The Washington County Council on Monday adopted an amended 2026 salary ordinance that clarifies pay categories, corrects inconsistent biweekly figures and directs the auditor to implement new rates and process back pay.
The ordinance, as circulated and accepted with tracked changes, defines three pay categories—salary exempt (not overtime eligible), salary nonexempt (overtime eligible) and hourly—and updates addendum A with the applicable annual and hourly rates. Presenter (unnamed) told the council that some positions (for example, probation officers) must remain salaried under state statute and cannot be converted to hourly.
The ordinance also includes language allowing department heads limited discretion to reclassify overtime-eligible employees within the salary structure and to notify the auditor’s office of such changes without a formal ordinance amendment.
After discussion about how the addendum and payroll calculations would work, an unidentified council member moved to adopt the amendment. Mister Armstrong seconded; the chair asked those in favor to raise their right hands and announced, “Motion passes. Salary ordinance passes.”

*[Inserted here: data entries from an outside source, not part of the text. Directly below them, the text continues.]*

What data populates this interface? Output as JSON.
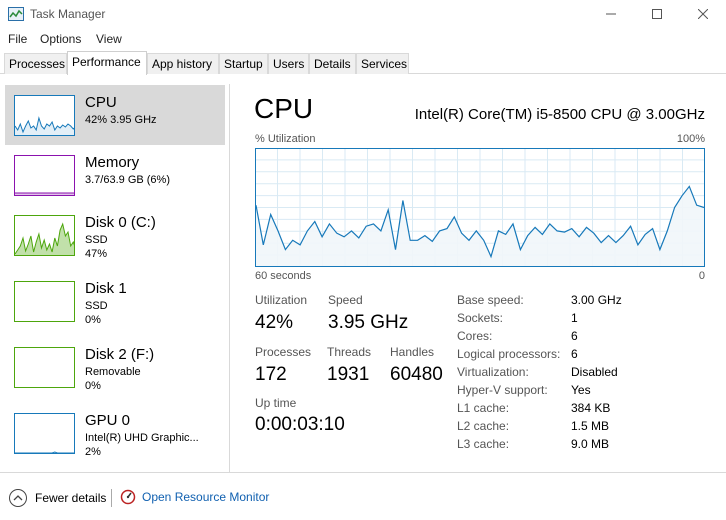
{
  "window": {
    "title": "Task Manager"
  },
  "menu": [
    "File",
    "Options",
    "View"
  ],
  "tabs": [
    {
      "label": "Processes"
    },
    {
      "label": "Performance"
    },
    {
      "label": "App history"
    },
    {
      "label": "Startup"
    },
    {
      "label": "Users"
    },
    {
      "label": "Details"
    },
    {
      "label": "Services"
    }
  ],
  "active_tab": "Performance",
  "sidebar": {
    "items": [
      {
        "name": "CPU",
        "lines": [
          "42%  3.95 GHz"
        ],
        "color": "#1779ba"
      },
      {
        "name": "Memory",
        "lines": [
          "3.7/63.9 GB (6%)"
        ],
        "color": "#8b12ae"
      },
      {
        "name": "Disk 0 (C:)",
        "lines": [
          "SSD",
          "47%"
        ],
        "color": "#4da60c"
      },
      {
        "name": "Disk 1",
        "lines": [
          "SSD",
          "0%"
        ],
        "color": "#4da60c"
      },
      {
        "name": "Disk 2 (F:)",
        "lines": [
          "Removable",
          "0%"
        ],
        "color": "#4da60c"
      },
      {
        "name": "GPU 0",
        "lines": [
          "Intel(R) UHD Graphic...",
          "2%"
        ],
        "color": "#1779ba"
      }
    ]
  },
  "main": {
    "title": "CPU",
    "model": "Intel(R) Core(TM) i5-8500 CPU @ 3.00GHz",
    "graph": {
      "y_label": "% Utilization",
      "y_max_label": "100%",
      "x_left_label": "60 seconds",
      "x_right_label": "0",
      "line_color": "#1779ba",
      "fill_color": "#f1f6fa",
      "grid_color": "#d9eaf4",
      "values": [
        52,
        18,
        44,
        30,
        14,
        22,
        18,
        30,
        38,
        25,
        36,
        28,
        25,
        30,
        24,
        34,
        36,
        30,
        48,
        14,
        56,
        22,
        22,
        26,
        21,
        30,
        32,
        42,
        28,
        22,
        30,
        22,
        8,
        30,
        27,
        36,
        14,
        26,
        33,
        27,
        36,
        30,
        29,
        32,
        25,
        33,
        28,
        20,
        26,
        20,
        26,
        34,
        18,
        27,
        32,
        14,
        30,
        50,
        60,
        68,
        52,
        50
      ]
    },
    "stats": {
      "utilization": {
        "label": "Utilization",
        "value": "42%"
      },
      "speed": {
        "label": "Speed",
        "value": "3.95 GHz"
      },
      "processes": {
        "label": "Processes",
        "value": "172"
      },
      "threads": {
        "label": "Threads",
        "value": "1931"
      },
      "handles": {
        "label": "Handles",
        "value": "60480"
      },
      "uptime": {
        "label": "Up time",
        "value": "0:00:03:10"
      }
    },
    "specs": [
      {
        "key": "Base speed:",
        "value": "3.00 GHz"
      },
      {
        "key": "Sockets:",
        "value": "1"
      },
      {
        "key": "Cores:",
        "value": "6"
      },
      {
        "key": "Logical processors:",
        "value": "6"
      },
      {
        "key": "Virtualization:",
        "value": "Disabled"
      },
      {
        "key": "Hyper-V support:",
        "value": "Yes"
      },
      {
        "key": "L1 cache:",
        "value": "384 KB"
      },
      {
        "key": "L2 cache:",
        "value": "1.5 MB"
      },
      {
        "key": "L3 cache:",
        "value": "9.0 MB"
      }
    ]
  },
  "footer": {
    "fewer_details": "Fewer details",
    "open_resource_monitor": "Open Resource Monitor"
  }
}
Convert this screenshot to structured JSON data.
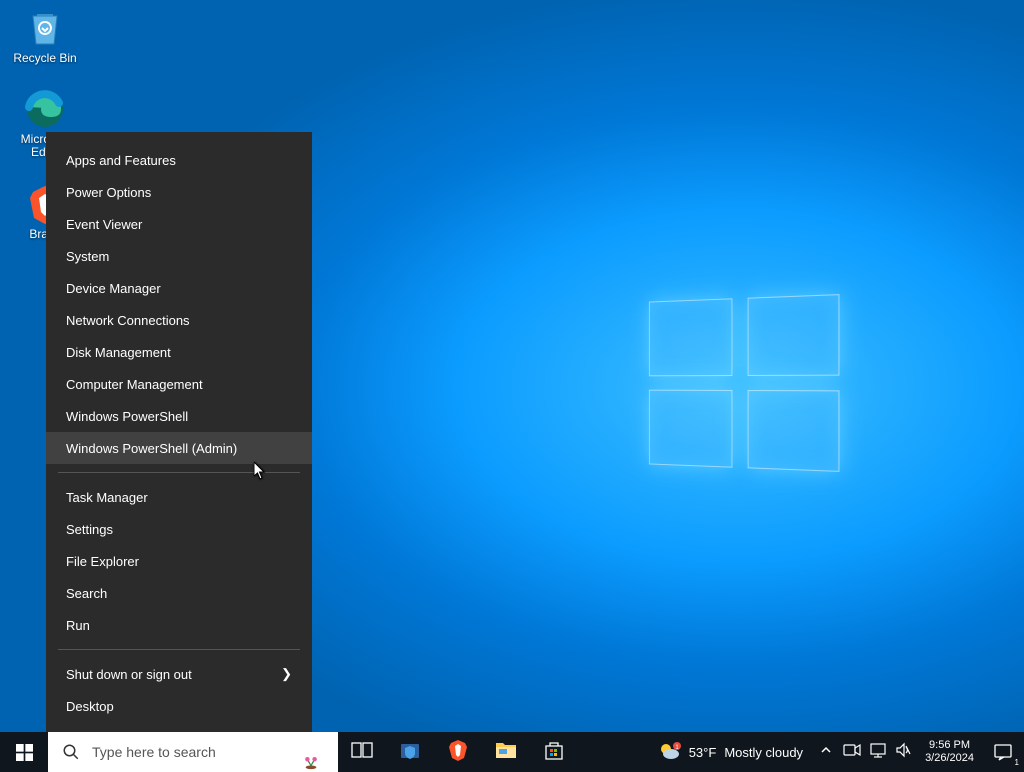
{
  "desktop": {
    "icons": [
      {
        "label": "Recycle Bin",
        "icon": "recycle-bin-icon"
      },
      {
        "label": "Microsoft Edge",
        "icon": "edge-icon"
      },
      {
        "label": "Brave",
        "icon": "brave-icon"
      }
    ]
  },
  "winx_menu": {
    "items": [
      {
        "label": "Apps and Features",
        "sep_after": false,
        "hover": false,
        "submenu": false
      },
      {
        "label": "Power Options",
        "sep_after": false,
        "hover": false,
        "submenu": false
      },
      {
        "label": "Event Viewer",
        "sep_after": false,
        "hover": false,
        "submenu": false
      },
      {
        "label": "System",
        "sep_after": false,
        "hover": false,
        "submenu": false
      },
      {
        "label": "Device Manager",
        "sep_after": false,
        "hover": false,
        "submenu": false
      },
      {
        "label": "Network Connections",
        "sep_after": false,
        "hover": false,
        "submenu": false
      },
      {
        "label": "Disk Management",
        "sep_after": false,
        "hover": false,
        "submenu": false
      },
      {
        "label": "Computer Management",
        "sep_after": false,
        "hover": false,
        "submenu": false
      },
      {
        "label": "Windows PowerShell",
        "sep_after": false,
        "hover": false,
        "submenu": false
      },
      {
        "label": "Windows PowerShell (Admin)",
        "sep_after": true,
        "hover": true,
        "submenu": false
      },
      {
        "label": "Task Manager",
        "sep_after": false,
        "hover": false,
        "submenu": false
      },
      {
        "label": "Settings",
        "sep_after": false,
        "hover": false,
        "submenu": false
      },
      {
        "label": "File Explorer",
        "sep_after": false,
        "hover": false,
        "submenu": false
      },
      {
        "label": "Search",
        "sep_after": false,
        "hover": false,
        "submenu": false
      },
      {
        "label": "Run",
        "sep_after": true,
        "hover": false,
        "submenu": false
      },
      {
        "label": "Shut down or sign out",
        "sep_after": false,
        "hover": false,
        "submenu": true
      },
      {
        "label": "Desktop",
        "sep_after": false,
        "hover": false,
        "submenu": false
      }
    ]
  },
  "taskbar": {
    "search_placeholder": "Type here to search",
    "pinned": [
      {
        "name": "task-view-icon"
      },
      {
        "name": "security-icon"
      },
      {
        "name": "brave-taskbar-icon"
      },
      {
        "name": "file-explorer-icon"
      },
      {
        "name": "microsoft-store-icon"
      }
    ],
    "weather": {
      "temp": "53°F",
      "text": "Mostly cloudy"
    },
    "tray": [
      {
        "name": "chevron-up-icon"
      },
      {
        "name": "meet-now-icon"
      },
      {
        "name": "network-icon"
      },
      {
        "name": "volume-icon"
      }
    ],
    "clock": {
      "time": "9:56 PM",
      "date": "3/26/2024"
    },
    "notification_count": "1"
  }
}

Auditor staff told the council they have begun calculating back pay for affected pay periods and will enter new rates into payroll systems as soon as the signed ordinance is circulated. "Once we get the new rates, we'll enter them in, and departments will need to watch in AOD to make sure these values start showing up for employees," the auditor said, noting the updates should appear in payroll the payroll after next rather than the coming Friday.
Council members flagged the pay-period cadence as a separate budget question: wages for some elected officials and certain positions will continue to be spread over 27 pays for 2026 while the county may revert to 25 or 26 pays in future years depending on the calendar. The council said it will revisit pay-period timing and any structural changes during the budgeting process.
The council also directed staff to circulate the final signed ordinance for signatures before the meeting adjourned. The ordinance was finalized and accepted with tracked redline changes for printing and signature.
The special meeting then moved on to other informational items before adjourning.